We study the dynamical and collisional evolution of Near-Earth asteroids (NEAs) in Main Belt-crossing orbits (NEACs). We select NEACs with H < 18 and integrate their orbits for 1e7 yr with N-body simulations. Objects are grouped by initial semi-major axis (G1: a < 2.06 au; G2: 2.06 < a < 2.5 au; G3: a > 2.5 au). We compute the fraction of each orbit spent within the main belt (MB), dynamical occupancy maps in the (a,e) plane, and median lifetimes. Using collisional evolution, we obtain size-dependent timescales, the change in the NEA size-frequency distribution (SFD) over 1 Myr, and impactor and crater SFDs on 150 m to 1 km targets, representative of NEAs visited by space missions. Median dynamical lifetimes decrease with increasing a: ~1.3e7 yr (G1), ~2.1e6 yr (G2), and ~0.9e6 yr (G3). NEACs in G2-G3 maintain nearly constant MB residence fractions with short intervals of full containment, while G1 exhibits stronger 0-0.8 oscillations (median ~0.55 for ~1e6 yr).
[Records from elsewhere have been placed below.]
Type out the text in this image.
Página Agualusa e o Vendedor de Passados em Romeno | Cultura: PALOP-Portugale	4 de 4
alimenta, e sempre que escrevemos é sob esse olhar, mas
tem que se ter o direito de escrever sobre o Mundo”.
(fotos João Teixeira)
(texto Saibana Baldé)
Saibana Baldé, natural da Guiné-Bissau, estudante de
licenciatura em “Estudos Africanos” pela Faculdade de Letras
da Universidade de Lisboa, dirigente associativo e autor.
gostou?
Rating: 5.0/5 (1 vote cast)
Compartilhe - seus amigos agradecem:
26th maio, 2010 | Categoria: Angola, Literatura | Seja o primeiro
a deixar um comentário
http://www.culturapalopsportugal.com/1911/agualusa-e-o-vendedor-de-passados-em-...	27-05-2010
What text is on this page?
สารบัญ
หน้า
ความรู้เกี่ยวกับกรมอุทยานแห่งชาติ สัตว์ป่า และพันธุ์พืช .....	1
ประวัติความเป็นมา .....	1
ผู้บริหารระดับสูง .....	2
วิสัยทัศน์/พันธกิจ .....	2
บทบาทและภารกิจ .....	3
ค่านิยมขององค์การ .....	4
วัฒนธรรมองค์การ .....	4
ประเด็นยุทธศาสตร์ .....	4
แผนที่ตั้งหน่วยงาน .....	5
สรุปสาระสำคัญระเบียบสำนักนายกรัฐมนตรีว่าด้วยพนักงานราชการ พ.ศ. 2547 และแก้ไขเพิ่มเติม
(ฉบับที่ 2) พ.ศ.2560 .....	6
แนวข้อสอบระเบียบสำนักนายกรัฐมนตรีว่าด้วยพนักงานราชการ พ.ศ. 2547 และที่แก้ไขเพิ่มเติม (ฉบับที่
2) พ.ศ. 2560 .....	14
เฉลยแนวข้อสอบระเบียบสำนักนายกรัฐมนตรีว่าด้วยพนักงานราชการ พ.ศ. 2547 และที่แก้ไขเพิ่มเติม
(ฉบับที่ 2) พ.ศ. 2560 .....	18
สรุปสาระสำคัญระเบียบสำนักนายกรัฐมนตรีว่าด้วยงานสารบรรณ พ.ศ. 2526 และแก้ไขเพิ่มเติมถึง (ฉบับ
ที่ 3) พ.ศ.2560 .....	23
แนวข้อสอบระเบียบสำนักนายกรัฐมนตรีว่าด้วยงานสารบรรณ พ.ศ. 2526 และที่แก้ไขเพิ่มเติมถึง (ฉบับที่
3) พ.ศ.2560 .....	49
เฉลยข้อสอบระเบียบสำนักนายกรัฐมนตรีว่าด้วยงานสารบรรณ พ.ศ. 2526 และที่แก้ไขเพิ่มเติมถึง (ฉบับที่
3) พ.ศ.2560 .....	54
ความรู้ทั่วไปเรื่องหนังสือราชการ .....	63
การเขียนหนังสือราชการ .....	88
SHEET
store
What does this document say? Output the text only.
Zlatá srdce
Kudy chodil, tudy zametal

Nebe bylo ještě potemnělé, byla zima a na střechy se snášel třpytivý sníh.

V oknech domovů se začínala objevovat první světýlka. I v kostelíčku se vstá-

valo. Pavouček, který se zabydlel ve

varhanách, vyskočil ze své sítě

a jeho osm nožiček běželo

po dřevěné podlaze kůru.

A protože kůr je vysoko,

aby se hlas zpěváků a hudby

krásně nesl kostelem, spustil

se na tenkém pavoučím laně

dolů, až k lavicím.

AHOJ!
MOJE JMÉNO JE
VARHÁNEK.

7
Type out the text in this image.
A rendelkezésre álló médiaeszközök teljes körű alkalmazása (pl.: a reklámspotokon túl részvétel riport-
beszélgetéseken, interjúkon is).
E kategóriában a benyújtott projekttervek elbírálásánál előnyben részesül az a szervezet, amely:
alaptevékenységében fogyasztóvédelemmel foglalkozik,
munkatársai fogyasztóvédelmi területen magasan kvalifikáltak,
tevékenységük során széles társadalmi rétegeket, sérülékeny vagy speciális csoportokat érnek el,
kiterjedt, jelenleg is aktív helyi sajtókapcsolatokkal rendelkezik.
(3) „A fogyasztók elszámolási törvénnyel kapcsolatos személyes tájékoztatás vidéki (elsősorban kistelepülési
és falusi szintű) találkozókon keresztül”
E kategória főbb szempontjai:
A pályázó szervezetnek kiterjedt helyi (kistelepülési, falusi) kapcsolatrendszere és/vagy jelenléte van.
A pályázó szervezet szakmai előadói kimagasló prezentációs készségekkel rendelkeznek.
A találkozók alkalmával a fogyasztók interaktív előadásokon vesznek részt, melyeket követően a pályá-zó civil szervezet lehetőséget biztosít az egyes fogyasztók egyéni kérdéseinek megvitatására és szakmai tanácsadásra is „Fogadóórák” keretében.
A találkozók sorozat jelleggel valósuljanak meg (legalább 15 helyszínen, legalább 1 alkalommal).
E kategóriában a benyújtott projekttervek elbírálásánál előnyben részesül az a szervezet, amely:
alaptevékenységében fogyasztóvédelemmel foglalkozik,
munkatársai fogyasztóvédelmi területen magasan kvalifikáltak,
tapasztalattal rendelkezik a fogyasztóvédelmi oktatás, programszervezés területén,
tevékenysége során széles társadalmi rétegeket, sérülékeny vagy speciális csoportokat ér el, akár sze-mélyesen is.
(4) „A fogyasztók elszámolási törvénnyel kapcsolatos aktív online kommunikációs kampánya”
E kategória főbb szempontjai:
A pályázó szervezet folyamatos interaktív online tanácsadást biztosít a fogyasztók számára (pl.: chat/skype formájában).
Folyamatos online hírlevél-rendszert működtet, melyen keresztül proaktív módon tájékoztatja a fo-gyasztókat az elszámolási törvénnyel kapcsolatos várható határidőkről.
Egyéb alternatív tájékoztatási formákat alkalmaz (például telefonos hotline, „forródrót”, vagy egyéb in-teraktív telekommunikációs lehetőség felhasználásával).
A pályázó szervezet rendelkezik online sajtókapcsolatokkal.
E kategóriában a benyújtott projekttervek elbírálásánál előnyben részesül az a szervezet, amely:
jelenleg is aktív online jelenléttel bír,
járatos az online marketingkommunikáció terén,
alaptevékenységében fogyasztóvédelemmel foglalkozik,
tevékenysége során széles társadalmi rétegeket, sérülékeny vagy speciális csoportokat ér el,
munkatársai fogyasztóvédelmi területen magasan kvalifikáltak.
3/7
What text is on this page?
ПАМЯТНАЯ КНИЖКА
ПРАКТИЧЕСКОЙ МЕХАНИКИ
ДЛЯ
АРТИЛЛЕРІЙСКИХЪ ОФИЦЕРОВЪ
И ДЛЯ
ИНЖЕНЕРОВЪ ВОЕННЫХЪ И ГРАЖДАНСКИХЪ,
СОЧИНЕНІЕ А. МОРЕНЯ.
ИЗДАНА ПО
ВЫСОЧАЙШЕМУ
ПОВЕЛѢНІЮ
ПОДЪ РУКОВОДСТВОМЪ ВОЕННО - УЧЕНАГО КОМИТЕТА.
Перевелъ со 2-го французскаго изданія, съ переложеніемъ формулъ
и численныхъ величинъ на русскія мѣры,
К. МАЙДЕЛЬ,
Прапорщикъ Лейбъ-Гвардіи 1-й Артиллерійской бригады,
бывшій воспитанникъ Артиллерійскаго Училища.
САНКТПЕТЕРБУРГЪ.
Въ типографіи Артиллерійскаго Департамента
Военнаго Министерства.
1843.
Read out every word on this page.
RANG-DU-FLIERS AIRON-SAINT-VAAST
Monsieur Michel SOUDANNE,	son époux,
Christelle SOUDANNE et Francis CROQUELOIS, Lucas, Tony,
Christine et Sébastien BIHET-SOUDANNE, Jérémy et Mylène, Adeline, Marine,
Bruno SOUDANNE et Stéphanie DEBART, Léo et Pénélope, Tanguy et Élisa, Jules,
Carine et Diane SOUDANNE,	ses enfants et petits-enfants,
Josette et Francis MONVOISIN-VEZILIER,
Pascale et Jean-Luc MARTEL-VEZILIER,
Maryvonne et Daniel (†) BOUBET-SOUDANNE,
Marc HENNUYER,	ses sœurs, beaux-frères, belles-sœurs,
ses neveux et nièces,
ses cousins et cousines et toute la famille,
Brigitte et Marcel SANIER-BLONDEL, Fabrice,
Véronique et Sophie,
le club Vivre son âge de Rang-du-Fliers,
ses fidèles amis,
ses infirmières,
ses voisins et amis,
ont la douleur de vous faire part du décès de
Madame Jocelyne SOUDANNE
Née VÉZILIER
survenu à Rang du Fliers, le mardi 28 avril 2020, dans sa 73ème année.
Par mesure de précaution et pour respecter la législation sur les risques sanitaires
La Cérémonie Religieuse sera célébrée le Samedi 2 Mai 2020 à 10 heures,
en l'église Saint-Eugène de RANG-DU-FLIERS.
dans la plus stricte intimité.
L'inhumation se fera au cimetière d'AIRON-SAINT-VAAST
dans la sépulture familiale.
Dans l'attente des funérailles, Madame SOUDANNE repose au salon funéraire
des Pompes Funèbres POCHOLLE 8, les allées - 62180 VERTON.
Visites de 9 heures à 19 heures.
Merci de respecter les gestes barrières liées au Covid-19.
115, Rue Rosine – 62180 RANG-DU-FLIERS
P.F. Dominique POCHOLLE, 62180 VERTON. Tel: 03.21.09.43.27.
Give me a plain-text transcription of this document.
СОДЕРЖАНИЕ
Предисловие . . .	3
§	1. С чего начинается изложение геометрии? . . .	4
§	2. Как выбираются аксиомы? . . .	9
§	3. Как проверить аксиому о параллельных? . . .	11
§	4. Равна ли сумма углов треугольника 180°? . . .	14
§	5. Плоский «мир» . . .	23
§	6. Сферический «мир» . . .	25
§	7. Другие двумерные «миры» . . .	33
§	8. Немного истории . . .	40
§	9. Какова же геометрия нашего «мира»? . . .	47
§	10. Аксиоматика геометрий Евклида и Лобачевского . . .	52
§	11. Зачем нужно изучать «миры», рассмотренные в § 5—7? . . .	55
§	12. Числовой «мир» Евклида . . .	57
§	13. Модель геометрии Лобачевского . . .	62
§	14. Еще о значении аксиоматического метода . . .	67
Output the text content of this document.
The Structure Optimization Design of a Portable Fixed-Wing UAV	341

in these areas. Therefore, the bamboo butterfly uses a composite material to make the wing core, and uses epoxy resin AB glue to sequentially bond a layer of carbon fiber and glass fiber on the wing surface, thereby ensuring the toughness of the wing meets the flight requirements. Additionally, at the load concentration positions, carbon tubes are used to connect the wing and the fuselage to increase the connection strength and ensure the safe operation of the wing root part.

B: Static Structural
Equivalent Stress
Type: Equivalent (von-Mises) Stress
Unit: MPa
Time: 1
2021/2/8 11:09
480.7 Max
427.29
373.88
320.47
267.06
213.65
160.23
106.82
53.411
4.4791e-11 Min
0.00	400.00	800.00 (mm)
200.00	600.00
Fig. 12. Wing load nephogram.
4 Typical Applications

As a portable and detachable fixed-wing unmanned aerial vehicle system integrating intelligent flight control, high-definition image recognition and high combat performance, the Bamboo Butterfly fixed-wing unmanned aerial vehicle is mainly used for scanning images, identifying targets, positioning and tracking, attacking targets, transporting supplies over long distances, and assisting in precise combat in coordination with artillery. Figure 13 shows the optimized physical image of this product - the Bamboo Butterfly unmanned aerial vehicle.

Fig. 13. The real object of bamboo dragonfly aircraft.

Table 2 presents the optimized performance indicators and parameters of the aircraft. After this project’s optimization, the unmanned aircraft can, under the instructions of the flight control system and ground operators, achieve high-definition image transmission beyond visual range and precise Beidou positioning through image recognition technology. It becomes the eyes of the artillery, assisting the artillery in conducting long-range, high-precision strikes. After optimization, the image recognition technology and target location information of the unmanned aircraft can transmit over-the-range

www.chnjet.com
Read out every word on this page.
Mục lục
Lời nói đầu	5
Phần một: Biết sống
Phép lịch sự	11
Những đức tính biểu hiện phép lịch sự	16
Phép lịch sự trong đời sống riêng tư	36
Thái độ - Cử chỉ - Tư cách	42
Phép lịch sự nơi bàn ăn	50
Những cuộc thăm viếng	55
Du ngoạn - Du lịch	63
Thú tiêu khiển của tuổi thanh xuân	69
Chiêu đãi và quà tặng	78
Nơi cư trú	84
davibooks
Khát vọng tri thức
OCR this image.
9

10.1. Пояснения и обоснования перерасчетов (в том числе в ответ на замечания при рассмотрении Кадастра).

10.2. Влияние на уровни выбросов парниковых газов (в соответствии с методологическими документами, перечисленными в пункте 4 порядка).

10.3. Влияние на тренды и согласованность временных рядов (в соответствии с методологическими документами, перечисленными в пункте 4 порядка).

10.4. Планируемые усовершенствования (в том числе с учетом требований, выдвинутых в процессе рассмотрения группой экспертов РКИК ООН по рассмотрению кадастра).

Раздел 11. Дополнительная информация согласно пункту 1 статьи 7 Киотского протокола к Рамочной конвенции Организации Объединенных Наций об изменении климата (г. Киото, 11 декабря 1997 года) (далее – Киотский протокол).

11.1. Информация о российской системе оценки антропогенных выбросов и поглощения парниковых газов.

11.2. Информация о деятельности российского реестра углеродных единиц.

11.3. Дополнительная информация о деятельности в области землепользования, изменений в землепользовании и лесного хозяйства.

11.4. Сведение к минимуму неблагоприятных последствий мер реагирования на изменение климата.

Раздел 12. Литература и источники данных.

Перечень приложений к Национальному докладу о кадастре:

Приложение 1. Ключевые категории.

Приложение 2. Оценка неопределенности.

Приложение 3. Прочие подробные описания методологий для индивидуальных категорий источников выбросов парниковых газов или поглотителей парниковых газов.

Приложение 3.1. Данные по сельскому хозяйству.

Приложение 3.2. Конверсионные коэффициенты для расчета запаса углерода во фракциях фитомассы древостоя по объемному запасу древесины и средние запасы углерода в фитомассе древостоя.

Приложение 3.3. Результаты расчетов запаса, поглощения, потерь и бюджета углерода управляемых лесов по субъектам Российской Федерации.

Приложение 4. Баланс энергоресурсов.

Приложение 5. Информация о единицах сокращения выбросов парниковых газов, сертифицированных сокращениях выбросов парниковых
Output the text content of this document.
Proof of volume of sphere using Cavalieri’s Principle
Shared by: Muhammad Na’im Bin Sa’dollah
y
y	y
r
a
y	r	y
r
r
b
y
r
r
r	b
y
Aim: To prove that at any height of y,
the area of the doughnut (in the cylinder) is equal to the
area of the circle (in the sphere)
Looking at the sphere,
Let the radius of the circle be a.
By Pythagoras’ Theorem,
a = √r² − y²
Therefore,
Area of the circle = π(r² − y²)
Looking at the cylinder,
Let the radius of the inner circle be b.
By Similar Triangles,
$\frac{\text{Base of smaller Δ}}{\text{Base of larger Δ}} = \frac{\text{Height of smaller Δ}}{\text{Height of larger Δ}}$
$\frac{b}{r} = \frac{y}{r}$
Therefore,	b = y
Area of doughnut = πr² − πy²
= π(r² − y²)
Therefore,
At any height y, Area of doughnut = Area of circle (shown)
DART-analog impacts occur on ~1e5 yr timescales for targets smaller than about 300 m (rising to ~1e6 yr for larger bodies), whereas catastrophic collisions are negligible within NEAC lifetimes. Over 1 Myr, collisional erosion reduces the meter-size NEA population by only 0.1-1.4% depending on Q_D*. Comparison with the observed crater SFDs on Bennu, Didymos, and Ryugu indicates target strengths of Y ~ 100 Pa for Bennu, young effective surface ages for Didymos, and short crater-retention times of order 1e4-1e5 yr for craters with diameters smaller than 100 m on Ryugu, consistent with rapid resurfacing. NEACs spend a substantial fraction of their lifetimes inside the MB and undergo frequent small-scale impacts, yet collisions weakly modify the global NEA SFD on Myr timescales. Our combined dynamical-collisional framework constrains NEAC lifetimes, orbital pathways, collisional timescales, and surface processing.